Inhibitors of c-Jun phosphorylation impede ovine primordial follicle activation

Abstract

Study hypothesis: Is the c-Jun-N-terminal kinase (JNK) pathway implicated in primordial follicle activation?

Study finding: Culture of ovine ovarian cortex in the presence of two different c-Jun phosphorylation inhibitors impeded pre-antral follicle activation.

What is known already: Despite its importance for fertility preservation therapies, the mechanisms of primordial follicle activation are poorly understood. Amongst different signalling pathways potentially involved, the JNK pathway has been previously shown to be essential for cell cycle progression and pre-antral follicle development in mice.

Study design, samples/materials, methods: Ovine ovarian cortex pieces were cultured with varying concentrations of SP600125, JNK inhibitor VIII or anti-Mullerian hormone (AMH) in the presence of FSH for 9 days. Follicular morphometry and immunohistochemistry for proliferating cell nuclear antigen (PCNA), apoptosis and follicle activation (Foxo3a) were assessed.

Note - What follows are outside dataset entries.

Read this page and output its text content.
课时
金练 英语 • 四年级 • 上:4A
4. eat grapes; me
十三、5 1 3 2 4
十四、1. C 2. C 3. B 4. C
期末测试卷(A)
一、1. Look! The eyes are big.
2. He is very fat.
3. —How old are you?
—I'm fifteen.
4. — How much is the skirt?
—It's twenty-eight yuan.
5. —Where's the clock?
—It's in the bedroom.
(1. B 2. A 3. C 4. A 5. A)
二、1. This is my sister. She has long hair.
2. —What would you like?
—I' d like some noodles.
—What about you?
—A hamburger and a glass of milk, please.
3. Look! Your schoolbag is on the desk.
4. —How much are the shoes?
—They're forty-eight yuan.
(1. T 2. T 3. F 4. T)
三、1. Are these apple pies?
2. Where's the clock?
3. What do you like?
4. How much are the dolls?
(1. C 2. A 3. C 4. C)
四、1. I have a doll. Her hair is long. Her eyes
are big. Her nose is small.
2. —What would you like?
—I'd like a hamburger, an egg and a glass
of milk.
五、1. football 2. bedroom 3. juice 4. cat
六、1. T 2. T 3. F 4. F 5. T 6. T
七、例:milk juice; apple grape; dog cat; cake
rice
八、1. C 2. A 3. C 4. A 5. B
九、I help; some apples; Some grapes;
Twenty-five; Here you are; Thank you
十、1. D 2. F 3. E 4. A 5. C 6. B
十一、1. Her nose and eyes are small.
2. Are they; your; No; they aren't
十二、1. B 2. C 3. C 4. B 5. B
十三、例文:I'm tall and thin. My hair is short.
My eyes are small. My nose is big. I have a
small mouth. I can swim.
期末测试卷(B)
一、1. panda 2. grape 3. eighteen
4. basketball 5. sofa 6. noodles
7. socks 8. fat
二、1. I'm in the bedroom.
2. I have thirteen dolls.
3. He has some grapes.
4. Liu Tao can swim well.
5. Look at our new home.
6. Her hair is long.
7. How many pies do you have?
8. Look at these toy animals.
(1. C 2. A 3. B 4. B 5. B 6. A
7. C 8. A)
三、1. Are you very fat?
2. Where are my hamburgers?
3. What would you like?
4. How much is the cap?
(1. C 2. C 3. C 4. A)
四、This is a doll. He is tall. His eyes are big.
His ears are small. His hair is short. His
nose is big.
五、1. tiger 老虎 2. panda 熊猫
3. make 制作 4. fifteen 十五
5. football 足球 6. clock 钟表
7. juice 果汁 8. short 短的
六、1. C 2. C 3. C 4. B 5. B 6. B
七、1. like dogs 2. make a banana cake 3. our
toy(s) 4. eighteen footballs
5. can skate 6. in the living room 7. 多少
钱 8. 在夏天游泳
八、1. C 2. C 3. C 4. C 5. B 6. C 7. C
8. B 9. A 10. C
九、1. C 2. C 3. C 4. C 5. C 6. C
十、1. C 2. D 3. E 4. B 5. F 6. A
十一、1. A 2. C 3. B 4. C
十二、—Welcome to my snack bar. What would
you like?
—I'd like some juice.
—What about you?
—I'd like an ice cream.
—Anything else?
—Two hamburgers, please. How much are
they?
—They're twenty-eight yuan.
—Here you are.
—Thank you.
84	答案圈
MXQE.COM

Main results and the role of chance: Inhibition of primordial follicle activation occurred in the presence of SP600125, JNK inhibitor VIII and AMH when compared with controls (all P < 0.05) after 2 days of culture. However, only in the highest concentrations used was the inhibition of activation associated with induction of follicular apoptosis (P < 0.05). In growing follicles, PCNA antigen expression was reduced when the JNK inhibitors or AMH were used (P < 0.05 versus control), indicating reduced proliferation of the somatic compartment.

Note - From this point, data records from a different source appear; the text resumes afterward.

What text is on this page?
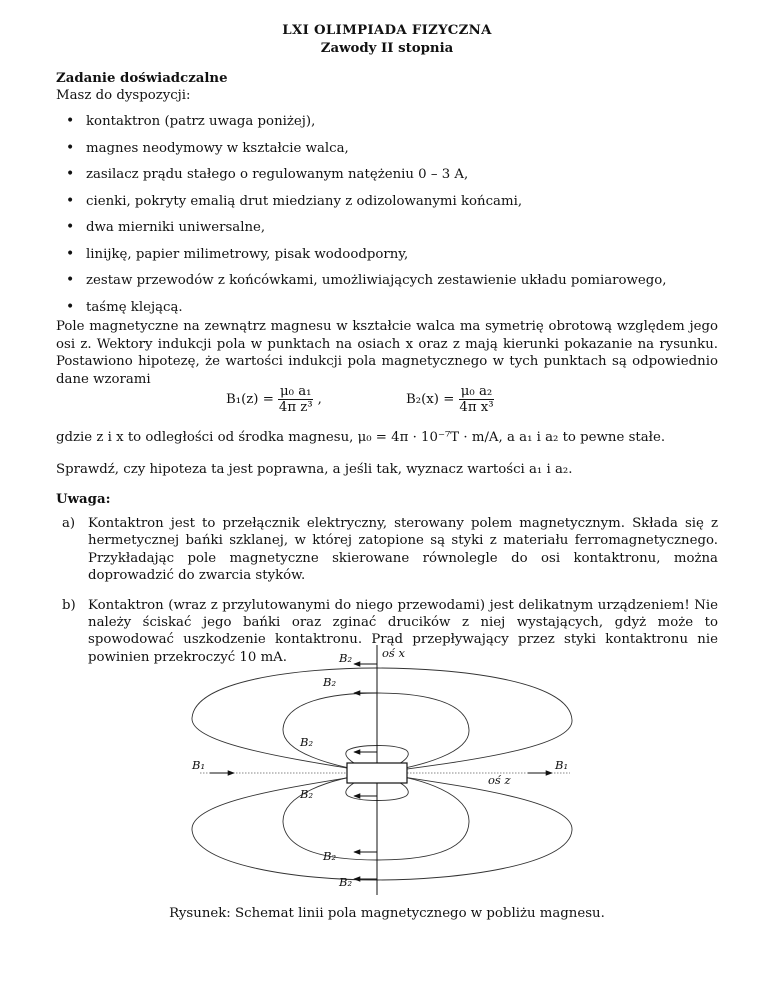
LXI OLIMPIADA FIZYCZNA
Zawody II stopnia
Zadanie doświadczalne
Masz do dyspozycji:
• kontaktron (patrz uwaga poniżej),
• magnes neodymowy w kształcie walca,
• zasilacz prądu stałego o regulowanym natężeniu 0 – 3 A,
• cienki, pokryty emalią drut miedziany z odizolowanymi końcami,
• dwa mierniki uniwersalne,
• linijkę, papier milimetrowy, pisak wodoodporny,
• zestaw przewodów z końcówkami, umożliwiających zestawienie układu pomiarowego,
• taśmę klejącą.
Pole magnetyczne na zewnątrz magnesu w kształcie walca ma symetrię obrotową względem jego osi z. Wektory indukcji pola w punktach na osiach x oraz z mają kierunki pokazanie na rysunku. Postawiono hipotezę, że wartości indukcji pola magnetycznego w tych punktach są odpowiednio dane wzorami
$B_1(z) = \frac{\text{μ₀ a₁}}{\text{4π z³}}$ ,	$B_2(x) = \frac{\text{μ₀ a₂}}{\text{4π x³}}$
gdzie z i x to odległości od środka magnesu, μ₀ = 4π · 10⁻⁷T · m/A, a a₁ i a₂ to pewne stałe.
Sprawdź, czy hipoteza ta jest poprawna, a jeśli tak, wyznacz wartości a₁ i a₂.
Uwaga:
a) Kontaktron jest to przełącznik elektryczny, sterowany polem magnetycznym. Składa się z hermetycznej bańki szklanej, w której zatopione są styki z materiału ferromagnetycznego. Przykładając pole magnetyczne skierowane równolegle do osi kontaktronu, można doprowadzić do zwarcia styków.
b) Kontaktron (wraz z przylutowanymi do niego przewodami) jest delikatnym urządzeniem! Nie należy ściskać jego bańki oraz zginać drucików z niej wystających, gdyż może to spowodować uszkodzenie kontaktronu. Prąd przepływający przez styki kontaktronu nie powinien przekroczyć 10 mA.
Rysunek: Schemat linii pola magnetycznego w pobliżu magnesu.
oś x
oś z
B₁	B₁
B₂
B₂
B₂
B₂
B₂
B₂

Limitations, reasons for caution: Although we evaluated the effects of inhibition of c-Jun phosphorylation on primordial follicle development, we did not determine the cellular targets and mechanism of action of the inhibitors.

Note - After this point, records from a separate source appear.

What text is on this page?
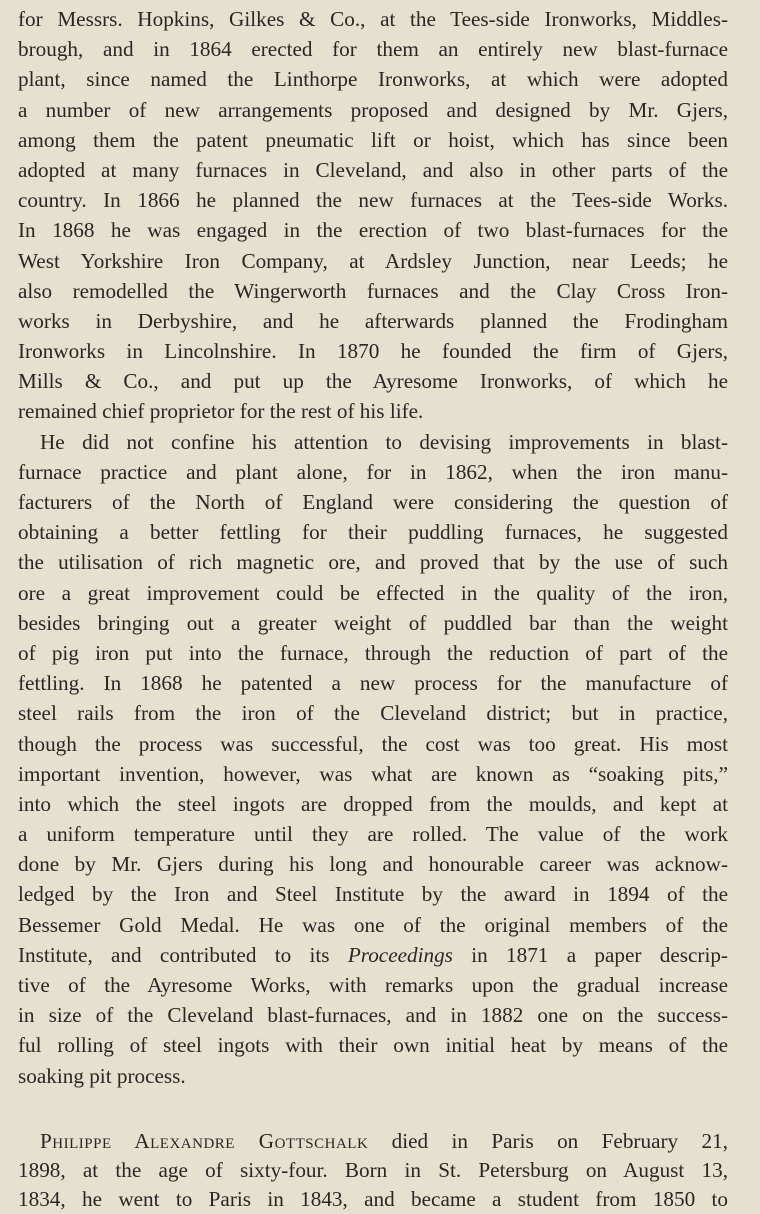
for Messrs. Hopkins, Gilkes & Co., at the Tees-side Ironworks, Middles-
brough, and in 1864 erected for them an entirely new blast-furnace
plant, since named the Linthorpe Ironworks, at which were adopted
a number of new arrangements proposed and designed by Mr. Gjers,
among them the patent pneumatic lift or hoist, which has since been
adopted at many furnaces in Cleveland, and also in other parts of the
country. In 1866 he planned the new furnaces at the Tees-side Works.
In 1868 he was engaged in the erection of two blast-furnaces for the
West Yorkshire Iron Company, at Ardsley Junction, near Leeds; he
also remodelled the Wingerworth furnaces and the Clay Cross Iron-
works in Derbyshire, and he afterwards planned the Frodingham
Ironworks in Lincolnshire. In 1870 he founded the firm of Gjers,
Mills & Co., and put up the Ayresome Ironworks, of which he
remained chief proprietor for the rest of his life.
He did not confine his attention to devising improvements in blast-
furnace practice and plant alone, for in 1862, when the iron manu-
facturers of the North of England were considering the question of
obtaining a better fettling for their puddling furnaces, he suggested
the utilisation of rich magnetic ore, and proved that by the use of such
ore a great improvement could be effected in the quality of the iron,
besides bringing out a greater weight of puddled bar than the weight
of pig iron put into the furnace, through the reduction of part of the
fettling. In 1868 he patented a new process for the manufacture of
steel rails from the iron of the Cleveland district; but in practice,
though the process was successful, the cost was too great. His most
important invention, however, was what are known as “soaking pits,”
into which the steel ingots are dropped from the moulds, and kept at
a uniform temperature until they are rolled. The value of the work
done by Mr. Gjers during his long and honourable career was acknow-
ledged by the Iron and Steel Institute by the award in 1894 of the
Bessemer Gold Medal. He was one of the original members of the
Institute, and contributed to its Proceedings in 1871 a paper descrip-
tive of the Ayresome Works, with remarks upon the gradual increase
in size of the Cleveland blast-furnaces, and in 1882 one on the success-
ful rolling of steel ingots with their own initial heat by means of the
soaking pit process.
Philippe Alexandre Gottschalk died in Paris on February 21,
1898, at the age of sixty-four. Born in St. Petersburg on August 13,
1834, he went to Paris in 1843, and became a student from 1850 to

Wider implications of the findings: These results are the first to implicate the JNK pathway in primordial follicle activation and could have significant consequences for the successful development of fertility preservation strategies and our understanding of primordial follicle activation.

Large scale data: n/a.

Study funding and competing interests: Dr Michael J. Bertoldo and the laboratories involved in the present study were supported by a grant from 'Région Centre' (CRYOVAIRE, Grant number #320000268). There are no conflicts of interest to declare.

Keywords: Foxo3a; anti-Mullerian hormone; c-Jun-N-terminal kinase; fertility preservation; in vitro ovarian tissue culture; primordial follicle activation.